Die Epidemiologie bei Hauterkranken generell ist ein schwieriges Geschäft. Zwar gibt es Daten zu den gestellten Diagnosen, doch viele manifeste Hauterkrankungen bekommt der Dermatologe gar nicht zu sehen. Denn sie werden meist − besonders im ländlichen Bereich − für harmlose Alterserscheinungen gehalten. Um hier etwas Licht ins epidemiologische Dunkel zu bringen, hat die Technische Universität München eine Querschnittstudie in einer ungewöhnlichen Umgebung veranstaltet: Sie wählten für ihre Stichprobe Besucher des Bayerischen Zentral-Landwirtschaftsfests aus, das im Rahmen des Oktoberfests vom 17. bis zum 25. September 2016 stattfand [1].
Zwei Drittel wussten nichts von ihrer Hauterkrankung
Insgesamt nahmen 2.577 Menschen daran teil. Von diesen war die überwiegende Mehrheit in der Landwirtschaft beschäftigt, und davon wieder die meisten hauptsächlich im Freien aktiv. Die Probanden füllten zunächst einen Fragebogen aus und wurden anschließend dermatologisch untersucht. Das Ergebnis: Bei 1.662 der 2.577 Probanden stellten die Dermatologen mindestens eine Hautkrankheit fest (64 %). Zwei Drittel dieser Personen waren sich nicht bewusst, dass es sich bei ihren Hautanomalien um eine Hauterkrankung handelt.

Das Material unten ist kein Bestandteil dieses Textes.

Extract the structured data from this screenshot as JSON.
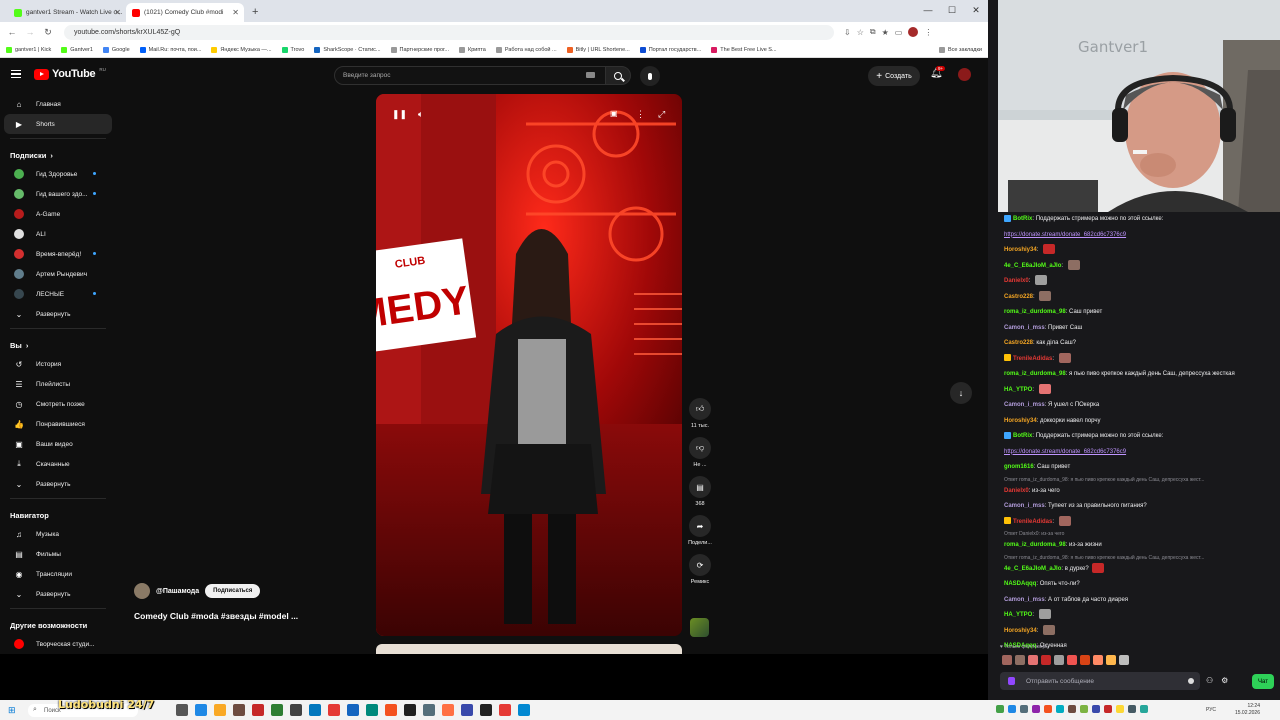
{
  "browser": {
    "tabs": [
      {
        "label": "gantver1 Stream - Watch Live o...",
        "color": "#53fc18"
      },
      {
        "label": "(1021) Comedy Club #modi",
        "color": "#ff0000"
      }
    ],
    "url": "youtube.com/shorts/krXUL45Z-gQ",
    "bookmarks": [
      {
        "label": "gantver1 | Kick",
        "color": "#53fc18"
      },
      {
        "label": "Gantver1",
        "color": "#53fc18"
      },
      {
        "label": "Google",
        "color": "#4285f4"
      },
      {
        "label": "Mail.Ru: почта, пои...",
        "color": "#005ff9"
      },
      {
        "label": "Яндекс Музыка —...",
        "color": "#ffcc00"
      },
      {
        "label": "Trovo",
        "color": "#19d66b"
      },
      {
        "label": "SharkScope · Статис...",
        "color": "#1565c0"
      },
      {
        "label": "Партнерские прог...",
        "color": "#999999"
      },
      {
        "label": "Крипта",
        "color": "#999999"
      },
      {
        "label": "Работа над собой ...",
        "color": "#999999"
      },
      {
        "label": "Bitly | URL Shortene...",
        "color": "#ee6123"
      },
      {
        "label": "Портал государств...",
        "color": "#0d4cd3"
      },
      {
        "label": "The Best Free Live S...",
        "color": "#d81b60"
      },
      {
        "label": "Все закладки",
        "color": "#999999"
      }
    ]
  },
  "youtube": {
    "logo": "YouTube",
    "logo_region": "RU",
    "search_placeholder": "Введите запрос",
    "create_label": "Создать",
    "notifications_badge": "9+",
    "sidebar": {
      "main": [
        {
          "label": "Главная",
          "icon": "home-icon",
          "glyph": "⌂"
        },
        {
          "label": "Shorts",
          "icon": "shorts-icon",
          "glyph": "▶",
          "active": true
        }
      ],
      "subs_header": "Подписки",
      "subs": [
        {
          "label": "Гид Здоровье",
          "color": "#4caf50",
          "dot": true
        },
        {
          "label": "Гид вашего здо...",
          "color": "#66bb6a",
          "dot": true
        },
        {
          "label": "A-Game",
          "color": "#b71c1c",
          "dot": false
        },
        {
          "label": "ALI",
          "color": "#e0e0e0",
          "dot": false
        },
        {
          "label": "Время-вперёд!",
          "color": "#d32f2f",
          "dot": true
        },
        {
          "label": "Артем Рындевич",
          "color": "#607d8b",
          "dot": false
        },
        {
          "label": "ЛЕСНЫЕ",
          "color": "#37474f",
          "dot": true
        }
      ],
      "expand_label": "Развернуть",
      "you_header": "Вы",
      "you": [
        {
          "label": "История",
          "glyph": "↺"
        },
        {
          "label": "Плейлисты",
          "glyph": "☰"
        },
        {
          "label": "Смотреть позже",
          "glyph": "◷"
        },
        {
          "label": "Понравившиеся",
          "glyph": "👍"
        },
        {
          "label": "Ваши видео",
          "glyph": "▣"
        },
        {
          "label": "Скачанные",
          "glyph": "⤓"
        }
      ],
      "nav_header": "Навигатор",
      "nav": [
        {
          "label": "Музыка",
          "glyph": "♫"
        },
        {
          "label": "Фильмы",
          "glyph": "▤"
        },
        {
          "label": "Трансляции",
          "glyph": "◉"
        }
      ],
      "other_header": "Другие возможности",
      "other": [
        {
          "label": "Творческая студи...",
          "color": "#ff0000"
        }
      ]
    },
    "short": {
      "channel": "@Пашамода",
      "subscribe_label": "Подписаться",
      "title": "Comedy Club #moda #звезды #model ...",
      "likes": "11 тыс.",
      "dislike_label": "Не ...",
      "comments": "368",
      "share_label": "Подели...",
      "remix_label": "Ремикс",
      "sign_text": "MEDY",
      "sign_small": "CLUB"
    }
  },
  "stream": {
    "wall_text": "Gantver1",
    "chat": [
      {
        "user": "BotRix",
        "color": "#53fc18",
        "badge": "#3ea6ff",
        "text": "Поддержать стримера можно по этой ссылке:"
      },
      {
        "link": "https://donate.stream/donate_682cd6c7376c9"
      },
      {
        "user": "Horoshiy34",
        "color": "#f5a623",
        "text": "",
        "emote": "#c62828"
      },
      {
        "user": "4e_C_E6aJIoM_aJIo",
        "color": "#53fc18",
        "text": "",
        "emote": "#8d6e63"
      },
      {
        "user": "Danielx0",
        "color": "#e53935",
        "text": "",
        "emote": "#9e9e9e"
      },
      {
        "user": "Castro228",
        "color": "#f5a623",
        "text": "",
        "emote": "#8d6e63"
      },
      {
        "user": "roma_iz_durdoma_98",
        "color": "#53fc18",
        "text": "Саш привет"
      },
      {
        "user": "Camon_i_mss",
        "color": "#b39ddb",
        "text": "Привет Саш"
      },
      {
        "user": "Castro228",
        "color": "#f5a623",
        "text": "как діла Саш?"
      },
      {
        "user": "TrenileAdidas",
        "color": "#e53935",
        "badge": "#ffc107",
        "text": "",
        "emote": "#a1665e"
      },
      {
        "user": "roma_iz_durdoma_98",
        "color": "#53fc18",
        "text": "я пью пиво крепкое каждый день Саш, депрессуха жесткая"
      },
      {
        "user": "HA_YTPO",
        "color": "#53fc18",
        "text": "",
        "emote": "#e57373"
      },
      {
        "user": "Camon_i_mss",
        "color": "#b39ddb",
        "text": "Я ушел с ПОкерка"
      },
      {
        "user": "Horoshiy34",
        "color": "#f5a623",
        "text": "доккорки навел порчу"
      },
      {
        "user": "BotRix",
        "color": "#53fc18",
        "badge": "#3ea6ff",
        "text": "Поддержать стримера можно по этой ссылке:"
      },
      {
        "link": "https://donate.stream/donate_682cd6c7376c9"
      },
      {
        "user": "gnom1616",
        "color": "#53fc18",
        "text": "Саш привет"
      },
      {
        "reply": "Ответ roma_iz_durdoma_98: я пью пиво крепкое каждый день Саш, депрессуха жест..."
      },
      {
        "user": "Danielx0",
        "color": "#e53935",
        "text": "из-за чего"
      },
      {
        "user": "Camon_i_mss",
        "color": "#b39ddb",
        "text": "Тупеет из за правильного питания?"
      },
      {
        "user": "TrenileAdidas",
        "color": "#e53935",
        "badge": "#ffc107",
        "text": "",
        "emote": "#a1665e"
      },
      {
        "reply": "Ответ Danielx0: из-за чего"
      },
      {
        "user": "roma_iz_durdoma_98",
        "color": "#53fc18",
        "text": "из-за жизни"
      },
      {
        "reply": "Ответ roma_iz_durdoma_98: я пью пиво крепкое каждый день Саш, депрессуха жест..."
      },
      {
        "user": "4e_C_E6aJIoM_aJIo",
        "color": "#53fc18",
        "text": "в дурке?",
        "emote": "#c62828"
      },
      {
        "user": "NASDAqqq",
        "color": "#53fc18",
        "text": "Опять что-ли?"
      },
      {
        "user": "Camon_i_mss",
        "color": "#b39ddb",
        "text": "А от таблов да часто диарея"
      },
      {
        "user": "HA_YTPO",
        "color": "#53fc18",
        "text": "",
        "emote": "#9e9e9e"
      },
      {
        "user": "Horoshiy34",
        "color": "#f5a623",
        "text": "",
        "emote": "#8d6e63"
      },
      {
        "user": "NASDAqqq",
        "color": "#53fc18",
        "text": "Охуенная"
      }
    ],
    "followers_only": "Только фолловеры",
    "chat_placeholder": "Отправить сообщение",
    "chat_button": "Чат",
    "overlay_text": "Ludobudni 24/7"
  },
  "taskbar": {
    "search_label": "Поиск",
    "lang": "РУС",
    "time": "12:24",
    "date": "15.02.2026"
  }
}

Ein Viertel der Diagnosen entfiel auf Rosacea
Am häufigsten wurden diagnostiziert:
- Aktinische Keratose bei 26,6 % aller Teilnehmer, wobei überwiegend Männer betroffen waren (40 % der teilnehmenden Männer)
- Rosacea 25,5 %
- Ekzeme 11,6 %
- Akne 5,7 %
- Basalzell-Karzinome und andere Malignome der Keratinozyten 3,1 %
- Psoriasis 1,2 %.
Meist kein Sonnenschutz
Außer der Punktprävalenz für die einzelnen Erkrankungen brachte die 9-tägige Studie im Real-Life-Setting bei der Veranstaltung am Rande des Oktoberfests noch andere Erkenntnisse: So betrieben weniger als die Hälfte der Probanden Sonnenschutz, obwohl etwa 60% von ihnen überwiegend im Freien arbeitete – und damit auch ein höheres Risiko für Hauterkrankungen hatte. Daher überrascht die hohe Prävalenz von aktinischen Keratosen und Rosacea nicht. Mit 35,8 % versus 44,2 % hatte diese Gruppe auch seltener an einem Hautkrebsscreening teilgenommen als in Innenräumen tätige Personen.
Männer häufiger hautkrank
Des Weiteren bestätigte die Studie, dass die Prävalenz von Hauterkrankungen mit dem Alter steigt. Ebenso entwickeln Männer (72,3%) deutlich häufiger als Frauen (58,0%) pathologische Effloreszenzen.
Die Münchner Wissenschaftler räumen ein, dass ihre Studie Verzerrungen beinhalten könnte: So waren in der Stichprobe Klientel überwiegend Outdoor-Worker vertreten, jedoch ältere und behinderte Personen vermutlich unterrepräsentiert. Somit seien die Ergebnisse eher ein Grund, das Augenmerk auf die Hochrisikopopulation im Freien arbeitender Menschen zu lenken, als die These einer unterschätzen Prävalenz von Hautkrankheiten in der Allgemeinbevölkerung zu untermauern.